The lecture will introduce the microbiota and broadly explain why we have bacteria in our guts, what they are doing there, how we control them, how they are affected by the food that we eat and why disturbances in the microbiota may lead to diseases of various kinds.

 

Pauline Douglas

Ulster University, EFAD Honorary Treasurer

Pauline has over 25 years of clinical and academic experience in dietetics. Her main teaching disciplines in the Nutrition Innovation Centre for Food and Health at Ulster University are in Professional Practice for dietetic students and dietetic practice educators and Nutrition Education of healthcare professionals. She has been the Key Contact for Ulster University in the European funded “Dietitians Improving the Education and Training Standards (DIETS) project” and was a member of the Exploitation work package.
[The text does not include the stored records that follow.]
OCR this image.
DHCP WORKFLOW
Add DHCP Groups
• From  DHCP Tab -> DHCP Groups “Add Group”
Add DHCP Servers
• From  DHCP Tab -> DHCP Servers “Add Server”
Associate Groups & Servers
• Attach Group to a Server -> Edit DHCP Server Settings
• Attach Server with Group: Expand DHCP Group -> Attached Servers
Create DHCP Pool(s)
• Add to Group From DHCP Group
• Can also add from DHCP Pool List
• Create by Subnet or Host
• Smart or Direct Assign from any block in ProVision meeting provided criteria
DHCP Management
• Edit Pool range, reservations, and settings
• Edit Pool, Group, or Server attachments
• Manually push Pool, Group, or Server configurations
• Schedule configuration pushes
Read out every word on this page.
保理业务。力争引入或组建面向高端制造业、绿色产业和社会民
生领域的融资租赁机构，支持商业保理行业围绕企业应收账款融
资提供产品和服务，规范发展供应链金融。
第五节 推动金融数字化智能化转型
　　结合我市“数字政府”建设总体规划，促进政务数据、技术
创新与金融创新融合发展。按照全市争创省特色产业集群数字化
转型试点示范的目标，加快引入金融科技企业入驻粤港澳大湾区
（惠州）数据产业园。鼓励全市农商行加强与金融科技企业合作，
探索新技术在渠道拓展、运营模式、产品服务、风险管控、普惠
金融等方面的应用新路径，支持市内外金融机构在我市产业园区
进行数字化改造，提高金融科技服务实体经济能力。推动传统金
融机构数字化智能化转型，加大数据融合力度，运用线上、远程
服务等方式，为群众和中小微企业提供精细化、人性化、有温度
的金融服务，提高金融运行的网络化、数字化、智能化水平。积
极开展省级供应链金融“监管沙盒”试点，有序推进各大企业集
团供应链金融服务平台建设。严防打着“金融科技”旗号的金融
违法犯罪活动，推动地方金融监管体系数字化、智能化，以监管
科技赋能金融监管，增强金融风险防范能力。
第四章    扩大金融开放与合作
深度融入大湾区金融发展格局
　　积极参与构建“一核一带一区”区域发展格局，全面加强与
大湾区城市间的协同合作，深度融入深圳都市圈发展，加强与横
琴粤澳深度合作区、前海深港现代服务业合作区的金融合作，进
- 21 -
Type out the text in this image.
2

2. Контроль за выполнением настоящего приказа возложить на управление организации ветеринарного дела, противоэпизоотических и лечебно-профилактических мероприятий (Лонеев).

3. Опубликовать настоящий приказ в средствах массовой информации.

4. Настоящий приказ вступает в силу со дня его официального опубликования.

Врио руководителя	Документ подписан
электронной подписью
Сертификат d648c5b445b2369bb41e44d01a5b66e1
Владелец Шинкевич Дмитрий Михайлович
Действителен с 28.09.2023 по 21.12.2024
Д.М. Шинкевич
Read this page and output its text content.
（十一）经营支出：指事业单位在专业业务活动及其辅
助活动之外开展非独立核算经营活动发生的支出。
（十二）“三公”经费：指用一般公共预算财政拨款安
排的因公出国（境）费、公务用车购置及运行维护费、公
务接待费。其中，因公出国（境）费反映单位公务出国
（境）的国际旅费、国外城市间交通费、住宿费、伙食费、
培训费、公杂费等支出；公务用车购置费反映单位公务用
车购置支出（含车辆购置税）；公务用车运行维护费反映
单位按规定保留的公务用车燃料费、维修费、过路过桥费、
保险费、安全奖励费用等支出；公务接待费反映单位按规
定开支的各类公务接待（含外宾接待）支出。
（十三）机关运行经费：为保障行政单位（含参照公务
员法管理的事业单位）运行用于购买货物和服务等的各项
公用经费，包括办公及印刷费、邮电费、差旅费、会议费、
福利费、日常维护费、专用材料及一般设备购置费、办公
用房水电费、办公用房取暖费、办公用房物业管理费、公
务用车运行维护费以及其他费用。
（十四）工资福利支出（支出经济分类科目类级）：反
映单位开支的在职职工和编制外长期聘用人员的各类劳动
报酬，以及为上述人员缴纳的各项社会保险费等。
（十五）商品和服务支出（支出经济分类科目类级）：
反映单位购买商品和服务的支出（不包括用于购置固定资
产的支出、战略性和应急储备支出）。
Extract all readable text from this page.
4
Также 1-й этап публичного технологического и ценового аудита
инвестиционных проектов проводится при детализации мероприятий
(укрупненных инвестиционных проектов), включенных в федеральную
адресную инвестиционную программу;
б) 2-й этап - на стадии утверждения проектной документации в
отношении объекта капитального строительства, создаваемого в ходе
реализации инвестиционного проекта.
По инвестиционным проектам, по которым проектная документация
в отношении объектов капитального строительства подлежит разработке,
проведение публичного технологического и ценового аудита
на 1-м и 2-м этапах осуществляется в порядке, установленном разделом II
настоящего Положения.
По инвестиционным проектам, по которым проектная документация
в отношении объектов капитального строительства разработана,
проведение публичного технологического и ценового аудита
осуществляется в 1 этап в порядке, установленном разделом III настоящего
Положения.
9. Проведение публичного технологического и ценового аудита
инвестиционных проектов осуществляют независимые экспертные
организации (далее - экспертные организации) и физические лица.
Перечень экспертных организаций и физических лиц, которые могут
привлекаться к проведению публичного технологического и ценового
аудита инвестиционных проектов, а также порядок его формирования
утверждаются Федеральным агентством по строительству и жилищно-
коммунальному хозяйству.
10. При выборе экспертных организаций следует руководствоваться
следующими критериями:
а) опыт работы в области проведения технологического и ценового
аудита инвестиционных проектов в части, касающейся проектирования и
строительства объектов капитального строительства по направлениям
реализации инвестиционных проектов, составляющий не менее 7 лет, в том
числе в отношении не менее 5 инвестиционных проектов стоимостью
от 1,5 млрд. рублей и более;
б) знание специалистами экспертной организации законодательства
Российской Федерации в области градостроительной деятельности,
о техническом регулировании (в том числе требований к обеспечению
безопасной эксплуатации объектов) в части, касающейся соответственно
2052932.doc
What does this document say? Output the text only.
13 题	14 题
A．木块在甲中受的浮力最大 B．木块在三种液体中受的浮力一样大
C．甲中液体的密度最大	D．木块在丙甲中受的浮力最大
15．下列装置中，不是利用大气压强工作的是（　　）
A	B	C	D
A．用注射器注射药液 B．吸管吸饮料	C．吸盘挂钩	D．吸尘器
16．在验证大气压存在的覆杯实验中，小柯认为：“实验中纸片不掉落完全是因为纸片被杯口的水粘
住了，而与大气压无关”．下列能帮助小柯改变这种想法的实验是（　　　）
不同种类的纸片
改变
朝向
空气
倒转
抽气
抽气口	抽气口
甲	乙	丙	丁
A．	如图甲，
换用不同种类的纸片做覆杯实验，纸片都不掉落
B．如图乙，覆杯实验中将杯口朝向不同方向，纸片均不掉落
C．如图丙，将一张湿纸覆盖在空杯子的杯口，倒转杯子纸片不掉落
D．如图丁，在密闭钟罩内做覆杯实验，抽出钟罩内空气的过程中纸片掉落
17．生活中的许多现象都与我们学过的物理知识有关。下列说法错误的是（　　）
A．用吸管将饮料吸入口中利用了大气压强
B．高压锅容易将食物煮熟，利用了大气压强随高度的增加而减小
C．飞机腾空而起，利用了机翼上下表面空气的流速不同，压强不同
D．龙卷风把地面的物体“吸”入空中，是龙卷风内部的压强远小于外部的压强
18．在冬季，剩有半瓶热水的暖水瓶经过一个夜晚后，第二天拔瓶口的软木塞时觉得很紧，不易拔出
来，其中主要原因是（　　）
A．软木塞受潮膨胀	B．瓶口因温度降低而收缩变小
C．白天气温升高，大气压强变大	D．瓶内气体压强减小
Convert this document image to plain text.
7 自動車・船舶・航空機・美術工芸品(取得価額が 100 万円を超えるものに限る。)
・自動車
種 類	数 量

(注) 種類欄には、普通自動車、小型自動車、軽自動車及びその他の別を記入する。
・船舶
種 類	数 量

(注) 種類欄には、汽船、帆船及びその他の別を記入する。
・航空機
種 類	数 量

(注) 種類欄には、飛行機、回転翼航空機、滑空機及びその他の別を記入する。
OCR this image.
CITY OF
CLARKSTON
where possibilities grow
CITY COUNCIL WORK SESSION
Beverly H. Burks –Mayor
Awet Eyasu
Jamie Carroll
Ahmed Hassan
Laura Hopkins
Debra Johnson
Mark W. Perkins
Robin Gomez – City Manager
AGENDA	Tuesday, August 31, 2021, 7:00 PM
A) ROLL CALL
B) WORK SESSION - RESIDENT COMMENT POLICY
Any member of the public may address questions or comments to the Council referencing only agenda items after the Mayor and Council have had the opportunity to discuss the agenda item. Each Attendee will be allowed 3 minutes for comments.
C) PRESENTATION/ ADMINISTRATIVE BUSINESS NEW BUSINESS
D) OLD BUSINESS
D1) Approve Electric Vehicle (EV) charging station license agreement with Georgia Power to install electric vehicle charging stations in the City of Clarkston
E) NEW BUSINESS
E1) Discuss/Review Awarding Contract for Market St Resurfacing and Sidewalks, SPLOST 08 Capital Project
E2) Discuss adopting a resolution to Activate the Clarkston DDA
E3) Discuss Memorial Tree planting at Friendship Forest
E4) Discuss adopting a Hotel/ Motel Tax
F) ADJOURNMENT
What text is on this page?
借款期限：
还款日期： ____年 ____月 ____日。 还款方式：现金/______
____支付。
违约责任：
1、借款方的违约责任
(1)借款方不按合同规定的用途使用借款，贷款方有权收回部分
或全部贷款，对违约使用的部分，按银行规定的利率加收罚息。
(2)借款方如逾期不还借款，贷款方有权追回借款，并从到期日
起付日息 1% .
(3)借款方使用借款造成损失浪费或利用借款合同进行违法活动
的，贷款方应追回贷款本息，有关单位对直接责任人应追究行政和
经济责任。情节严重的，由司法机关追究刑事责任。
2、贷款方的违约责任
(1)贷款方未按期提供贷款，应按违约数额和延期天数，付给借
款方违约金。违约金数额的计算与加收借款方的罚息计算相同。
Pauline is a previous Honorary Chairman of the British Dietetic Association (BDA). She was elected to Fellowship of the BDA for her professional achievements in 2010. She is her Professional Body’s European and International representative. She is a partner with the Health and Care Professions Council, the statutory regulator for Allied Health Professions in the UK.

Pauline works closely with Ray et al across the domains of NNEdPro Global Centre for Nutrition and Health and she is an elected Visiting Scholar/College Research Associate at Wolfson College, University of Cambridge.

She is a member of the Executive Committee of the European Federation of the Associations of Dietitians (EFAD). She has led and been an integral part of the European Healthy Hydration Awareness Campaign on behalf of EFAD over the past 7 years.